Untuk membuktikan telah dilakukannya pelanggaran
terhadap baku mutu air limbah, baku mutu emisi, atau baku mutu gangguan, maka
pejabat pengawas lingkungan yang melakukan pengawasan terhadap ketaatan
penanggungjawab usaha dan atau kegiatan atas ketentuan yang ditetapkan dalam
peraturan perundang-undangan di bidang perlindungan dan pengelolaan lingkungan
hidup sebagaimana dimaksud dalam Pasal 71 UUPPLH, membuat laporan dan berita
acara pengawasan atas pelanggaran dimaksud. Dengan adanya dibuat laporan dan
berita acara pengawasan tersebut, maka akan ada bukti yang menerangkan atau
yang membuktikan bahwa perbuatan tersebut telah dilakukan lebih dari satu kali.

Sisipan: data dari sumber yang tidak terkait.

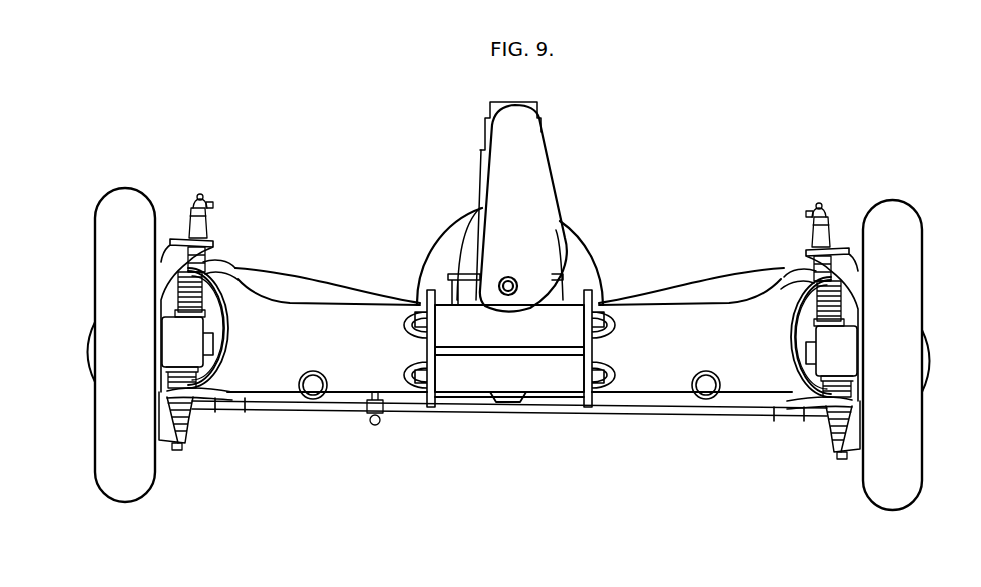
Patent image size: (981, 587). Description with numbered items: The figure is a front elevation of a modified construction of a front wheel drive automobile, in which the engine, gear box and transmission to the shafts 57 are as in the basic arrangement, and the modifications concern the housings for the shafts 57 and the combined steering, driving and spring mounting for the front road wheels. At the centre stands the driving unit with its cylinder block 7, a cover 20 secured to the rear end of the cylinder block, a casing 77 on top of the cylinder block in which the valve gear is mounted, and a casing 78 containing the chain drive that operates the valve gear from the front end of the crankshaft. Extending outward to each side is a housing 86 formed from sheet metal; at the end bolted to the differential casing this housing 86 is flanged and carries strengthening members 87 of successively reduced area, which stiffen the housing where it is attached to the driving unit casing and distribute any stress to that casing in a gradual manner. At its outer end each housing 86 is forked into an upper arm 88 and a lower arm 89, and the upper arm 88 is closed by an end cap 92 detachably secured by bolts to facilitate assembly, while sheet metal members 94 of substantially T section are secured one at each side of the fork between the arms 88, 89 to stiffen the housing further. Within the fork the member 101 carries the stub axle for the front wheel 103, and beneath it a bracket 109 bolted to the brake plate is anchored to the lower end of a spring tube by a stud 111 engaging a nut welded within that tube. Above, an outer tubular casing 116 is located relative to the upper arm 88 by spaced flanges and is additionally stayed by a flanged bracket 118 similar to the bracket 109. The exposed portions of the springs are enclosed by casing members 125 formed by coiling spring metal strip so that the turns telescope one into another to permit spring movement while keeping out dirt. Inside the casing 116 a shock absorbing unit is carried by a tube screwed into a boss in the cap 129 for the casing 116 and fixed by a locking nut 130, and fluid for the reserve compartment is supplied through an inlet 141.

The cylinder block 7 is at (480, 186).
The cover 20 is at (578, 240).
The shafts 57 is at (213, 337).
The casing 77 is at (516, 105).
The casing 78 is at (523, 208).
The housing 86 is at (305, 320).
The strengthening members 87 is at (383, 375).
The upper arm 88 is at (218, 268).
The lower arm 89 is at (193, 394).
The end cap 92 is at (190, 262).
The sheet metal members 94 is at (222, 366).
The member 101 is at (509, 346).
The front wheel 103 is at (138, 464).
The bracket 109 is at (162, 428).
The stud 111 is at (836, 458).
The outer tubular casing 116 is at (207, 222).
The bracket 118 is at (177, 260).
The casing members 125 is at (186, 296).
The cap 129 is at (196, 205).
The locking nut 130 is at (201, 200).
The inlet 141 is at (214, 205).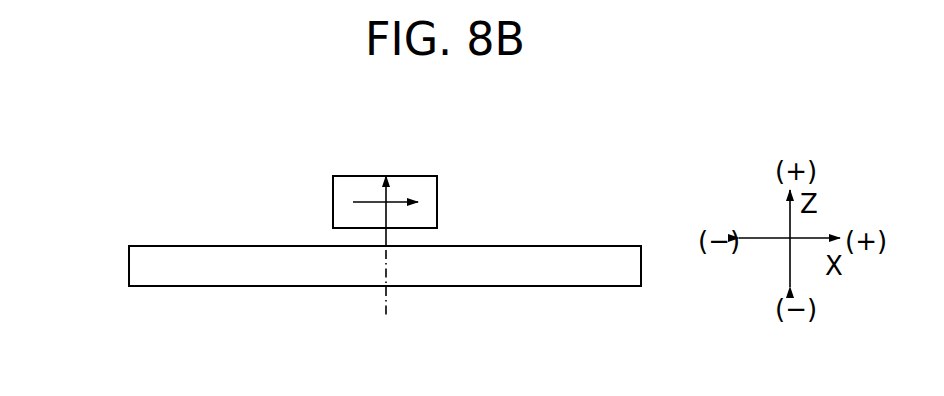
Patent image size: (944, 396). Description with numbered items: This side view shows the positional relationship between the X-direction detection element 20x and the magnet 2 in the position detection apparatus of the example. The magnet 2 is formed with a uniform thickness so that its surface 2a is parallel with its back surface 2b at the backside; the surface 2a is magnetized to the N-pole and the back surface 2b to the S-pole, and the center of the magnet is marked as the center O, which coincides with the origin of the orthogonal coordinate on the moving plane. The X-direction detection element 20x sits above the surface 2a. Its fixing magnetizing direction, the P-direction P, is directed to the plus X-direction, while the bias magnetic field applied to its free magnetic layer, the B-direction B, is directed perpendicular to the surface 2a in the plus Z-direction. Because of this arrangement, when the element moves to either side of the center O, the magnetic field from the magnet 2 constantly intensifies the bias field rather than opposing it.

The magnet 2 is at (128, 283).
The surface 2a is at (170, 246).
The back surface 2b is at (214, 288).
The X-direction detection element 20x is at (333, 202).
The B-direction B is at (387, 230).
The P-direction P is at (406, 205).
The center of the magnet O is at (389, 246).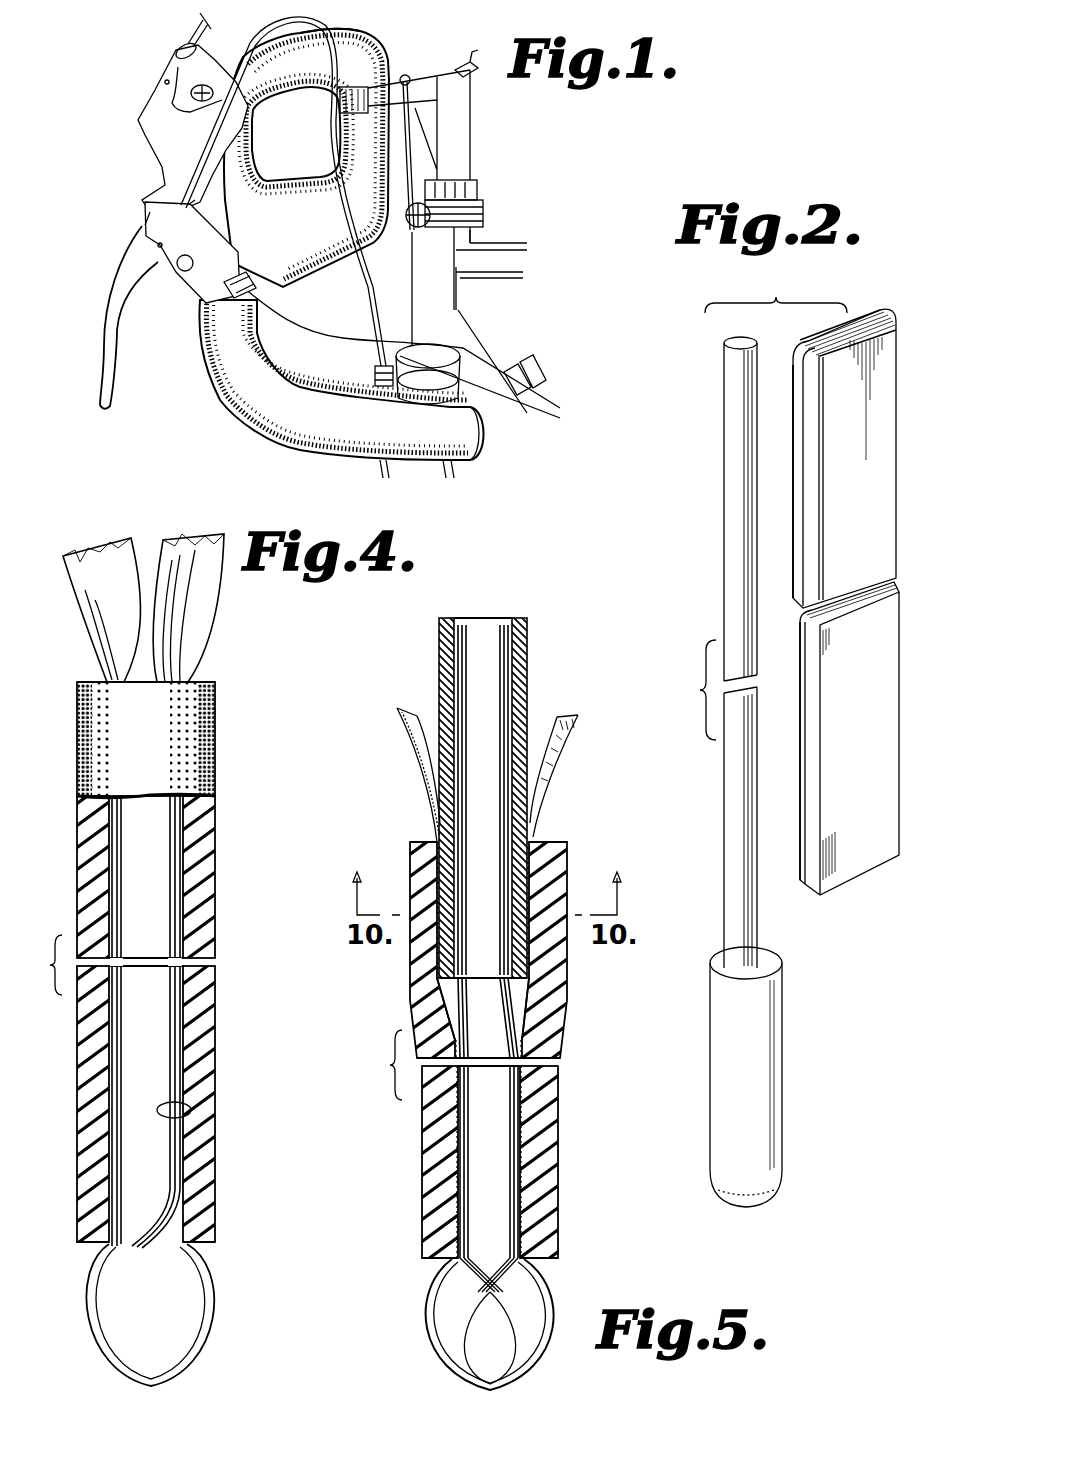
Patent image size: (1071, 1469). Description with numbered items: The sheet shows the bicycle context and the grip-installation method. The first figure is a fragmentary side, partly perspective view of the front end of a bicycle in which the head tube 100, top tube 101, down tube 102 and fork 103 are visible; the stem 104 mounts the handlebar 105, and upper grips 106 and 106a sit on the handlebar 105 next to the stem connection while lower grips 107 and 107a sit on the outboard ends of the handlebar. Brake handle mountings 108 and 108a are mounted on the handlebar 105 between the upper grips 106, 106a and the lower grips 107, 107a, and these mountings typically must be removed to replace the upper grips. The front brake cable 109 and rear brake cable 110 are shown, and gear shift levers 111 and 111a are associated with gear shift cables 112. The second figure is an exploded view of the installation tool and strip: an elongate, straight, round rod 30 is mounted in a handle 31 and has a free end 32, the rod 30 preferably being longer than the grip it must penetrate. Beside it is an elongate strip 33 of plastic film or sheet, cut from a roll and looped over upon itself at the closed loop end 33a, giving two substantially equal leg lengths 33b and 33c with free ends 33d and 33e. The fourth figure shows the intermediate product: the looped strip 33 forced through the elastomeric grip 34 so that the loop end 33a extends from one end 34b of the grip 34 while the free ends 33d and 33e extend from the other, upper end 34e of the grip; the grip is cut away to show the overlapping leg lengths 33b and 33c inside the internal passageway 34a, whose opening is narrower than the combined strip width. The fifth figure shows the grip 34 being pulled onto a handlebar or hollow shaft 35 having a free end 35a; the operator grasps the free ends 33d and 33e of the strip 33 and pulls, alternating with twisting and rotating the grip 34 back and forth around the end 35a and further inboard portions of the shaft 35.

Menerapkan Pasal 100 ayat (1) UUPPLH
terhadap pelaku usaha dan/atau kegiatan dan tidak melanggar asas subsidiaritas
atau ultimumum remedium sebagaimana dimaksud dalam Pasal 100 ayat (2) UUPPLH
maupun asas legalitas, pada saat ini yaitu harus dengan alasan pelanggaran
dilakukan lebih dari satu kali, sedangkan untuk alasan sanksi administrasi
telah dijatuhkan tidak dipatuhi baru bisa dijadikan alasan untuk mengenakan
Pasal 100 ayat (1) UUPPLH jika penjatuhan sanksi adminstrasi tersebut
didasarkan kepada ketentuan izin
lingkungan sebagaimana yang diatur dalam PP No. 27 Tahun 2012.